GZ Plus IconRatajs Pläne befeuern Streit um Goslars Kaiserpfalzquartier

Blick auf das Pfalzquartier: Findet sich ein neuer Investor? Kann die Stadt die geplante Multifunktionshalle finanzieren? Die Meinungen im Rat gehen auseinander.

Blick auf das Pfalzquartier: Findet sich ein neuer Investor? Kann die Stadt die geplante Multifunktionshalle finanzieren? Die Meinungen im Rat gehen auseinander. Foto: Privat

Der Plan des Unternehmers Heiko Rataj für eine Event-Halle in Langelsheim heizt die Debatte um das Pfalzquartier in Goslar an. Findet sich ein Investor? Und ist die Stadthalle finanzierbar?

Von Von Jörg Kleine Mittwoch, 22.10.2025, 14:00 Uhr

Goslar. Die geplante Event-Halle in Langelsheim forciert die politische Debatte um die weitere Entwicklung im Kaiserpfalzquartier. Das Echo aus den Fraktionen im Goslarer Stadtrat ist höchst unterschiedlich.

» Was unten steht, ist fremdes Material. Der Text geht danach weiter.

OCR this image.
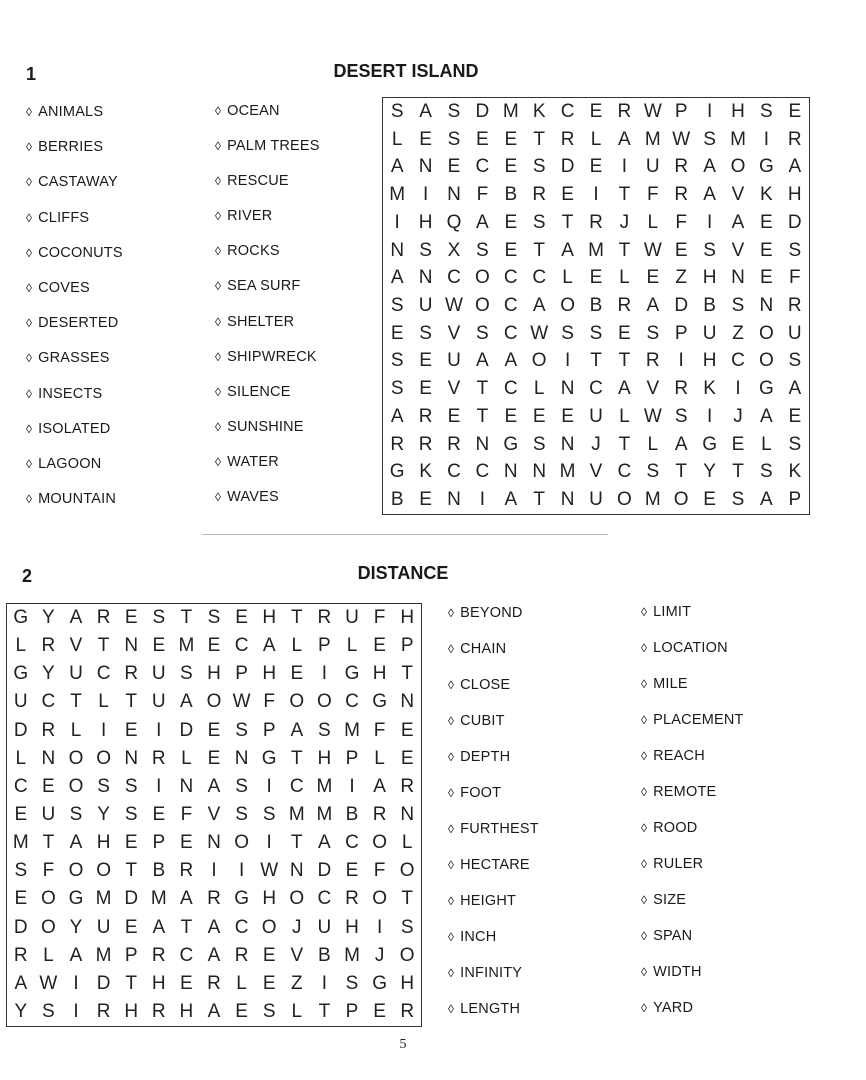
1	DESERT ISLAND
◊ ANIMALS
◊ BERRIES
◊ CASTAWAY
◊ CLIFFS
◊ COCONUTS
◊ COVES
◊ DESERTED
◊ GRASSES
◊ INSECTS
◊ ISOLATED
◊ LAGOON
◊ MOUNTAIN
◊ OCEAN
◊ PALM TREES
◊ RESCUE
◊ RIVER
◊ ROCKS
◊ SEA SURF
◊ SHELTER
◊ SHIPWRECK
◊ SILENCE
◊ SUNSHINE
◊ WATER
◊ WAVES
S A S D M K C E R W P	I H S E
L E S E E T R L A M W S M I R
A N E C E S D E	I U R A O G A
M I N F B R E	I	T F R A V K H
I H Q A E S T R J L F	I	A E D
N S X S E T A M T W E S V E S
A N C O C C L E L E Z H N E F
S U W O C A O B R A D B S N R
E S V S C W S S E S P U Z O U
S E U A A O I	T T R I H C O S
S E V T C L N C A V R K	I G A
A R E T E E E U L W S	I	J A E
R R R N G S N J T L A G E L S
G K C C N N M V C S T Y T S K
B E N I	A T N U O M O E S A P
2	DISTANCE
G Y A R E S T S E H T R U F H
L R V T N E M E C A L P L E P
G Y U C R U S H P H E I G H T
U C T L T U A O W F O O C G N
D R L	I E I D E S P A S M F E
L N O O N R L E N G T H P L E
C E O S S I N A S I C M I A R
E U S Y S E F V S S M M B R N
M T A H E P E N O I	T A C O L
S F O O T B R I	I W N D E F O
E O G M D M A R G H O C R O T
D O Y U E A T A C O J U H I S
R L A M P R C A R E V B M J O
A W I D T H E R L E Z	I S G H
Y S I R H R H A E S L T P E R
◊ BEYOND
◊ CHAIN
◊ CLOSE
◊ CUBIT
◊ DEPTH
◊ FOOT
◊ FURTHEST
◊ HECTARE
◊ HEIGHT
◊ INCH
◊ INFINITY
◊ LENGTH
◊ LIMIT
◊ LOCATION
◊ MILE
◊ PLACEMENT
◊ REACH
◊ REMOTE
◊ ROOD
◊ RULER
◊ SIZE
◊ SPAN
◊ WIDTH
◊ YARD
5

Jüngste Pläne des Unternehmers Heiko Rataj, in Langelsheim auf der grünen Wiese eine Veranstaltungshalle für bis zu 1500 Besucher zu bauen, kamen für die meisten politischen Akteure in Goslar völlig unvermittelt. Den Aufschlag machte Sabine Seifarth, Sprecherin der Fraktion „Grüne Partei 42“, vor zwei Wochen. Sie habe erfahren, dass in Langelsheim eine Stadthalle gebaut werden solle, signalisierte Seifarth in einer Sitzung von Bau- und Wirtschaftsausschuss.

Eine öffentliche Stadthalle ist dort zwar nicht geplant, aber eine private Event-Halle, wie die GZ vorigen Samstag auf den Tisch brachte. Und das zeigt Wirkung in der laufenden Debatte um Hotel und Stadthalle im Kaiserpfalzquartier.

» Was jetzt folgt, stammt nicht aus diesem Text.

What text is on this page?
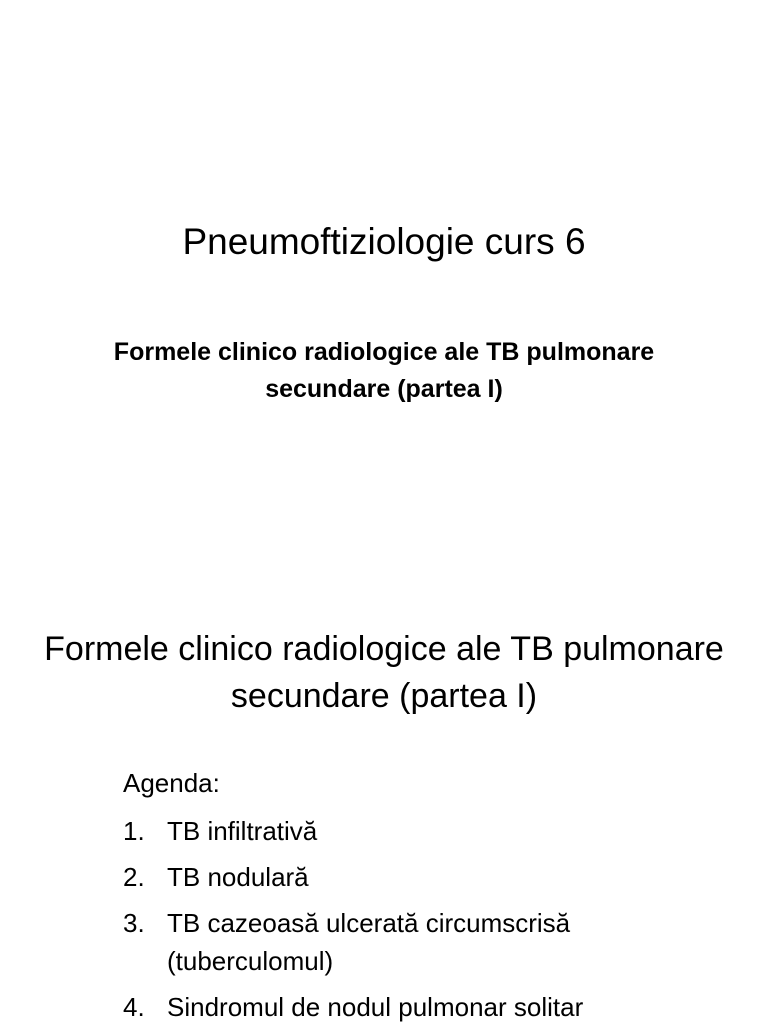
Pneumoftiziologie curs 6
Formele clinico radiologice ale TB pulmonare secundare (partea I)
Formele clinico radiologice ale TB pulmonare secundare (partea I)

Agenda:

1. TB infiltrativă
2. TB nodulară
3. TB cazeoasă ulcerată circumscrisă (tuberculomul)
4. Sindromul de nodul pulmonar solitar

Oberbürgermeisterin Urte Schwerdtner und Erster Stadtrat Dirk Becker halten am Kurs fest, alsbald Baurecht für Hotel und Halle zu schaffen – um neue Investoren zu finden. Doch wie beurteilen die Fraktionen im Stadtrat die neue Situation?

SPD: Wollen das Pfalzquartier

Martin Mahnkopf

Martin Mahnkopf Foto: Hartmann

„Erstens dürfen wir nicht Äpfel mit Birnen vergleichen“, betont SPD-Fraktionschef Martin Mahnkopf. In Langelsheim gehe es um eine kommerzielle Event-Halle. Die geplante Stadthalle in Goslar sei hingegen ein Projekt in öffentlich-privater Partnerschaft: kommerzielle Nutzung durch das Hotel, zur anderen Hälfte aber öffentlich für Bürger, Stadt, Theater, Vereine und Gruppen. „Wir haben nie eine Konzerthalle für 1500 Besucher neben der Pfalz geplant“, unterstreicht Mahnkopf. Die Stadthalle (500 bis 800 Besucher) solle vielmehr das Potenzial ausschöpfen, um Goslar als erlebnisreiches Weltkulturerbe zu stärken.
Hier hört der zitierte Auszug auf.